25 radar bogor

Tim Dokter Bedah Berbagai Negara Berkumpul di Ambon, Berbagi Ilmu dan Lakukan Operasi

Ilustrasi Dokter Bedah

International College of Surgeons kembali menyambangi Kota Ambon, Provinsi Maluku. Kali ini mereka datang tidak hanya untuk melakukan operasi. Ada sesi pelatihan kepada para dokter dan perawat yang ada di lokasi tersebut.

Laporan: DWI WAHYUNINGSIH

International College of Surgeons (ICS) berada di Kota Ambon sejak Rabu (4/4). Begitu mendarat di Bandara Pattimura, mereka langsung melanjutkan perjalanan menuju Fakultas Kedokteran Universitas Pattimura. Para pakar yang hadir menjadi pembicara dalam simposium Global Initiative for Emergency and Surgical Care in Maluku.

”Ini tahun ketiga kami kemari. Tujuannya untuk transfer knowledge kepada para dokter dan tenaga kesehatan yang ada di sini,” ujar President ICS Indonesia Section Prof Paul Tahalele SpBTKV(K) kemarin (5/4). Bentuk transfer knowledge itu beragam. Selain simposium, ada sesi pengajaran langsung kepada tenaga kesehatan di wilayah Maluku, khususnya Ambon.

Selain itu, mereka mengoperasi pasien yang selama ini harus dirujuk ke provinsi lain. Contohnya, melakukan pemasangan ventriculoperitoneal shunt (VP shunt). Tindakan tersebut dilaksanakan di RSUD M Haulussy kemarin.

”Pasien mengalami tumor otak dengan hidrosefalus. Tetapi, tindakan yang saat ini bisa kami lakukan hanya untuk mengurangi tekanan di otaknya akibat hidrosefalus,” jelas dr Lily Natalia SpBS yang berpraktik di Siloam Hospitals Jember selaku operator.

Tindakan yang dilakukan adalah memasang VP shunt. Yakni, sebuah selang kecil yang digunakan untuk mengalirkan cairan yang berlebihan di otak untuk kemudian dibuang melalui saluran cerna.

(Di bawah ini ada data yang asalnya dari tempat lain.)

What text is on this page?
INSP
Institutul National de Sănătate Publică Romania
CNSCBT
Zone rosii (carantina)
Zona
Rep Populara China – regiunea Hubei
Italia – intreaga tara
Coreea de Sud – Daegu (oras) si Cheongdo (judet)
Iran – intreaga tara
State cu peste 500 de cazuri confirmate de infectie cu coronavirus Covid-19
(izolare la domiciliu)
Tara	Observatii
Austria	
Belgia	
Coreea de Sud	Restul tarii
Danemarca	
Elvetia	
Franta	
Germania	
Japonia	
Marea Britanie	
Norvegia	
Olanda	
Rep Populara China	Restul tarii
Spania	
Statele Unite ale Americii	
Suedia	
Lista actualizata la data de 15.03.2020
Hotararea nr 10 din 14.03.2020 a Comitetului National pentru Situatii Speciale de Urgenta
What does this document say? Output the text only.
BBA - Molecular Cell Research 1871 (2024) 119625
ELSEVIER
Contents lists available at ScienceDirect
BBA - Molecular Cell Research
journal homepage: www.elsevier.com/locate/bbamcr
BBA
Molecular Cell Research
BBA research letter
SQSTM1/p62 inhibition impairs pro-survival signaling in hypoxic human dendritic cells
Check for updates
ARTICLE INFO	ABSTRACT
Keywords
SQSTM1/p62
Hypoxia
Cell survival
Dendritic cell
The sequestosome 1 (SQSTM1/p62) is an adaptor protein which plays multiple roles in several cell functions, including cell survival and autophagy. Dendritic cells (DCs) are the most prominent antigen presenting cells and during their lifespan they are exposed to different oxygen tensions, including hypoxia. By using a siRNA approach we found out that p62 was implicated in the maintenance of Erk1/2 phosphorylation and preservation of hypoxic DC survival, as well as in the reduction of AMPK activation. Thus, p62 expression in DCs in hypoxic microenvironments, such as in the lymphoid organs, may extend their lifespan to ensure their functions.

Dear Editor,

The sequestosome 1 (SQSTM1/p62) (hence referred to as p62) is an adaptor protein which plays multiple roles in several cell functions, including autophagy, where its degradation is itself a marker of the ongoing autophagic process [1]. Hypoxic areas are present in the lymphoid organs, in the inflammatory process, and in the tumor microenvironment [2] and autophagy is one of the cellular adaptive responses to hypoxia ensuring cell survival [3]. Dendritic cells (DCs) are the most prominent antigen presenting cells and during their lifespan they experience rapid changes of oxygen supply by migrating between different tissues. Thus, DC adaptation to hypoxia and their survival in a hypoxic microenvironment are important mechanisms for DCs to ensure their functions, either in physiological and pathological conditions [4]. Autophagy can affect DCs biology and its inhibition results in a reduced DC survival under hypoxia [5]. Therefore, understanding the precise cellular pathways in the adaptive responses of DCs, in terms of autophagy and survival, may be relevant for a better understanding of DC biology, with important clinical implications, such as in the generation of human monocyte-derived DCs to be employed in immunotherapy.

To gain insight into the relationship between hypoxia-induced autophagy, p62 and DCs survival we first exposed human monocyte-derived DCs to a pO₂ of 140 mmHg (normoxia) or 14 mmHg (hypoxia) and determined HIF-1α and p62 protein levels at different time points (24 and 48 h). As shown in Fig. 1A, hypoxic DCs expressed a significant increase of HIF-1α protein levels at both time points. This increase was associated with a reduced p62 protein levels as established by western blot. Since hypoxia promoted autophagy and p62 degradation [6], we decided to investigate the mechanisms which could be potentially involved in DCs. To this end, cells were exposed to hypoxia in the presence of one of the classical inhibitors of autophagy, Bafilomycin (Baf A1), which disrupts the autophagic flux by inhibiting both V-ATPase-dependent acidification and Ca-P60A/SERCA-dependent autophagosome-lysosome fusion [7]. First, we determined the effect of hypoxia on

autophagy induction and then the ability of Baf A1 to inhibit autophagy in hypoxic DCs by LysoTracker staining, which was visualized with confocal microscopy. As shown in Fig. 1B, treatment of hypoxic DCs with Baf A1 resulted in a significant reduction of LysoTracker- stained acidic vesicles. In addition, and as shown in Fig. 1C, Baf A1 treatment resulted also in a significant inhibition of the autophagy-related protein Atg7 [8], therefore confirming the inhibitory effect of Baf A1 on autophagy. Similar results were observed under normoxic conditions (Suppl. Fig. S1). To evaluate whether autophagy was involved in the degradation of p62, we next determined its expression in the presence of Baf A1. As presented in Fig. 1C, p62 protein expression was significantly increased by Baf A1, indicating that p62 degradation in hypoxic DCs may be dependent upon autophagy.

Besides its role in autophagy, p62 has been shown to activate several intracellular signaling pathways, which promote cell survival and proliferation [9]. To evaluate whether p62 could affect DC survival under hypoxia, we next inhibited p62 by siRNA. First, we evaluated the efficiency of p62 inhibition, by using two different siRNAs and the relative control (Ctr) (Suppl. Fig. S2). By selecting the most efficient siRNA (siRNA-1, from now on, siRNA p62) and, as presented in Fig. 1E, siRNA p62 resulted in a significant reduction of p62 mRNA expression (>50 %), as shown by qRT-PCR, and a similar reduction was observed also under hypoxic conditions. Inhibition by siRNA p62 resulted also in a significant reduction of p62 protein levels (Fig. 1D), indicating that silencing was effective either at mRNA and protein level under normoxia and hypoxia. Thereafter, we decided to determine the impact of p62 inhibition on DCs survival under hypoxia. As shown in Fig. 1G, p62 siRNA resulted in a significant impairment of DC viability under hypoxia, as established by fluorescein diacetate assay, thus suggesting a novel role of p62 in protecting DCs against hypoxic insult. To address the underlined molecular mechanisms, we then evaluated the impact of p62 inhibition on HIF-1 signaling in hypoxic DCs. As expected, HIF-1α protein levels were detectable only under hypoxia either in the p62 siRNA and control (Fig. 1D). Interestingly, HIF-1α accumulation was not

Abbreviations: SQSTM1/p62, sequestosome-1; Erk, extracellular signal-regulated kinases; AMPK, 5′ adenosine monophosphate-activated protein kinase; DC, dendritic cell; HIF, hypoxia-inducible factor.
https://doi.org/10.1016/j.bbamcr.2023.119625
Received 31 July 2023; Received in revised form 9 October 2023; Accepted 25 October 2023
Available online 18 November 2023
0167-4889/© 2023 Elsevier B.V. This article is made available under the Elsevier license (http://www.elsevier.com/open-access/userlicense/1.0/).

Alumnus FK Universitas Airlangga Surabaya itu dan tim baru bertemu dengan para pasien pada Rabu malam. Sebenarnya, para dokter bedah saraf tersebut akan menangani dua calon pasien. Namun, rupanya, pasien kedua harus dibatalkan karena hasil pemeriksaan awal belum lengkap. ”Ini tidak bisa dilakukan tindakan untuk saat ini. Kami belum tahu apa sebenarnya yang terjadi pada pasien ini,” jelas Lily.

Secara kasatmata, pada pasien yang masih balita tersebut terdapat benjolan di bagian belakang kepala. Meski demikian, untuk memastikannya, dibutuhkan pemeriksaan penunjang lain.

Sedangkan pasien yang kemarin dioperasi, Megawati Malaka, kondisinya sempat diragukan untuk menjalani pembedahan. Sebab, saat tim berkunjung, Mega terlihat lemah dan sedikit sulit diajak berkomunikasi. Apalagi, hasil MRI terakhir yang dimiliki diambil enam bulan lalu.

”Itu dulu sewaktu periksa di Makassar. Sebenarnya sudah ditawari untuk operasi saat itu juga,” ujar Rina Malaka, sang kakak. Mega merasakan sakit di kepala sejak setahun terakhir. Baru ketika sakit tersebut mengganggu, ibu dua anak itu memeriksakan diri ke dokter.

Saat pertama memeriksakan diri, Mega didiagnosis kelebihan kolesterol. Obat-obatan penurun kolesterol pun dikonsumsi. Setelah sebulan, kondisinya sedikit membaik. Namun, gangguan justru berganti pada bagian mata. Pandangannya menjadi ganda. Dia berobat ke dokter mata. Tak lama kemudian, Mega periksa ke dokter spesialis penyakit dalam karena sering mual dan muntah.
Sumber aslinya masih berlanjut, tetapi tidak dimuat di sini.